C'est donc en large partie de l'or pillé que la BNS a acheté aux Nazis. Mais attention: il y a pillage et pillage. Selon le droit international de l'époque, (Conventions de la Haye de 1907), un Etat vainqueur a le droit de s'emparer des biens d'un Etat vaincu. Du point de vue juridique, ce n'est pas considéré comme du vol. Seul le vol de biens appartenant à des privés est considéré comme du vol. Les dirigeants de la BNS ne se sont pas préoccupés de leurs achats d'or à la Reichsbank tant qu'il s'agissait d'or volé dans les faits mais pas juridiquement et tant que l'Allemagne gagnait la guerre. Ils ont commencé à se préoccuper de ses achats lorsque la situation militaire a commencé à changer, qu'il n'était plus sûr que l'Allemagne allait gagner la guerre. Pourquoi? Parce qu'à partir de ce moment-là, les dirigeants de la BNS savaient qu'ils seraient obligés de restituer l'or après la guerre si les Alliés en sortaient vainqueurs. C'est donc uniquement en raison de ce risque et non pas pour des raisons politiques ou morales que les dirigeants de la BNS ont commencé à se préoccuper des achats d'or nazi.

Quelle fut la réaction des dirigeants de la BNS? En juin 1942, ils envisagent tout simplement de refondre les lingots volés par les Nazis, c'est-à-dire de faire exactement ce que les Nazis faisaient avec l'or qu'ils avaient volé, de façon à rendre impossible l'identification de la provenance de cet or !!!

Banques suisses et fonds juifs

J'aimerais terminer par un mot sur les fonds en déshérence, c'est-à-dire sur les dits fonds juifs.

Il faut souligner à ce propos que la question de la restitution aux survivants des camps d'extermination, ou aux héritiers des victimes de ces camps, des avoirs confiés aux banques suisses a été, après la guerre, le dernier des soucis des banquiers suisses. Ce n'était pas non plus une préoccupation importante des autorités alliées.
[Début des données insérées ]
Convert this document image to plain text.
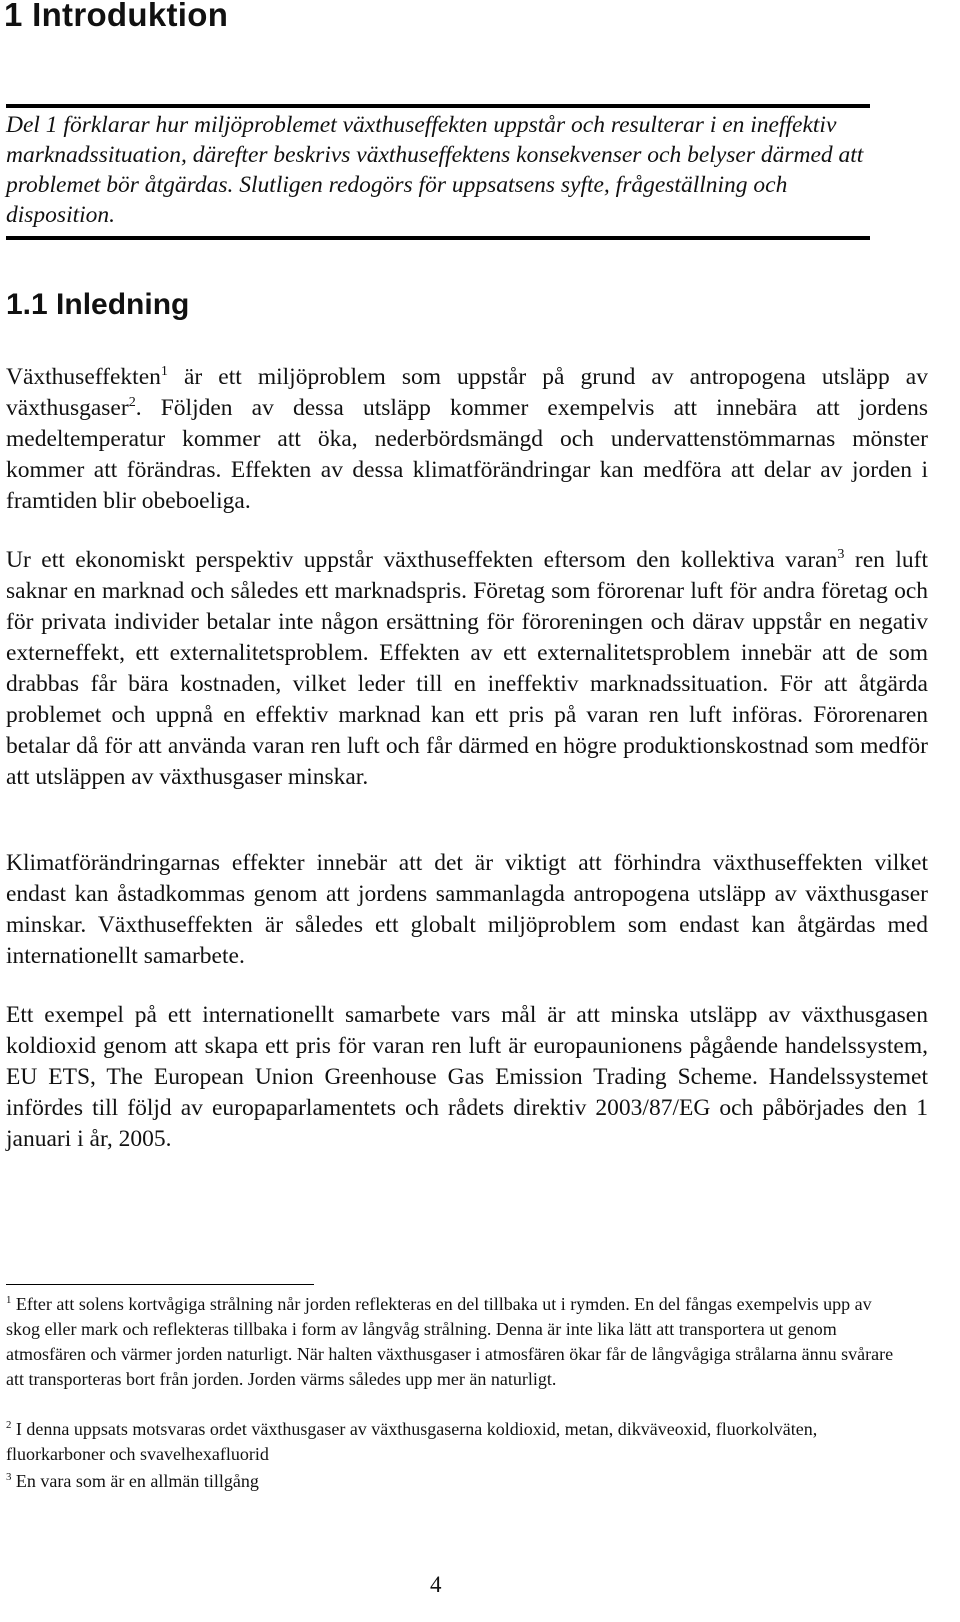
1 Introduktion
Del 1 förklarar hur miljöproblemet växthuseffekten uppstår och resulterar i en ineffektiv marknadssituation, därefter beskrivs växthuseffektens konsekvenser och belyser därmed att problemet bör åtgärdas. Slutligen redogörs för uppsatsens syfte, frågeställning och disposition.
1.1 Inledning
Växthuseffekten$^1$ är ett miljöproblem som uppstår på grund av antropogena utsläpp av växthusgaser$^2$. Följden av dessa utsläpp kommer exempelvis att innebära att jordens medeltemperatur kommer att öka, nederbördsmängd och undervattenstömmarnas mönster kommer att förändras. Effekten av dessa klimatförändringar kan medföra att delar av jorden i framtiden blir obeboeliga.
Ur ett ekonomiskt perspektiv uppstår växthuseffekten eftersom den kollektiva varan$^3$ ren luft saknar en marknad och således ett marknadspris. Företag som förorenar luft för andra företag och för privata individer betalar inte någon ersättning för föroreningen och därav uppstår en negativ externeffekt, ett externalitetsproblem. Effekten av ett externalitetsproblem innebär att de som drabbas får bära kostnaden, vilket leder till en ineffektiv marknadssituation. För att åtgärda problemet och uppnå en effektiv marknad kan ett pris på varan ren luft införas. Förorenaren betalar då för att använda varan ren luft och får därmed en högre produktionskostnad som medför att utsläppen av växthusgaser minskar.
Klimatförändringarnas effekter innebär att det är viktigt att förhindra växthuseffekten vilket endast kan åstadkommas genom att jordens sammanlagda antropogena utsläpp av växthusgaser minskar. Växthuseffekten är således ett globalt miljöproblem som endast kan åtgärdas med internationellt samarbete.
Ett exempel på ett internationellt samarbete vars mål är att minska utsläpp av växthusgasen koldioxid genom att skapa ett pris för varan ren luft är europaunionens pågående handelssystem, EU ETS, The European Union Greenhouse Gas Emission Trading Scheme. Handelssystemet infördes till följd av europaparlamentets och rådets direktiv 2003/87/EG och påbörjades den 1 januari i år, 2005.
$^1$ Efter att solens kortvågiga strålning når jorden reflekteras en del tillbaka ut i rymden. En del fångas exempelvis upp av skog eller mark och reflekteras tillbaka i form av långvåg strålning. Denna är inte lika lätt att transportera ut genom atmosfären och värmer jorden naturligt. När halten växthusgaser i atmosfären ökar får de långvågiga strålarna ännu svårare att transporteras bort från jorden. Jorden värms således upp mer än naturligt.
$^2$ I denna uppsats motsvaras ordet växthusgaser av växthusgaserna koldioxid, metan, dikväveoxid, fluorkolväten, fluorkarboner och svavelhexafluorid
$^3$ En vara som är en allmän tillgång
4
A cet égard, on peut illustrer cette attitude par trois exemples:

  1. Lors des discussions avec les Alliés qui débouchent sur l'Accord de Washington, qui ont duré plus que deux mois (mars-mai 1946), cette question a été à peine abordée.

  2. En août 1947, lorsque les autorités américaines demandent aux autorités suisses de faire une enquête sur les avoirs en déshérence, le Conseil Fédéral convoque une réunion avec l'Association Suisse des Banquiers; le Secrétaire de l'ASB déclare à cette occasion: «Je ne vois pas de raison de se mettre à genoux devant les autorités américaines pour des raisons stupides.»

    Lorsque le représentant du Conseil Fédéral évoque la possibilité que le Gouvernement édicte un arrêté obligeant les banques à «annoncer tous les biens au sujet desquels les banques n'ont reçu aucune communication depuis une date critère», le Secrétaire de l'ASB répond: «Les banques ne pourront pas se plier à cette condition, elles iront devant le Conseil fédéral, devant les Chambres, devant la presse, mais elles ne peuvent accepter de prendre des mesures aussi stupides». (Notice interne du Département politique, 21 août 1947, E 2001(E) 1967/113/374)

  3. Pour finir, il faudra attendre 1962 pour que le Conseil Fédéral prenne une disposition, et très peu contraignante, visant à identifier les avoirs en déshérence détenus par les banques suisses.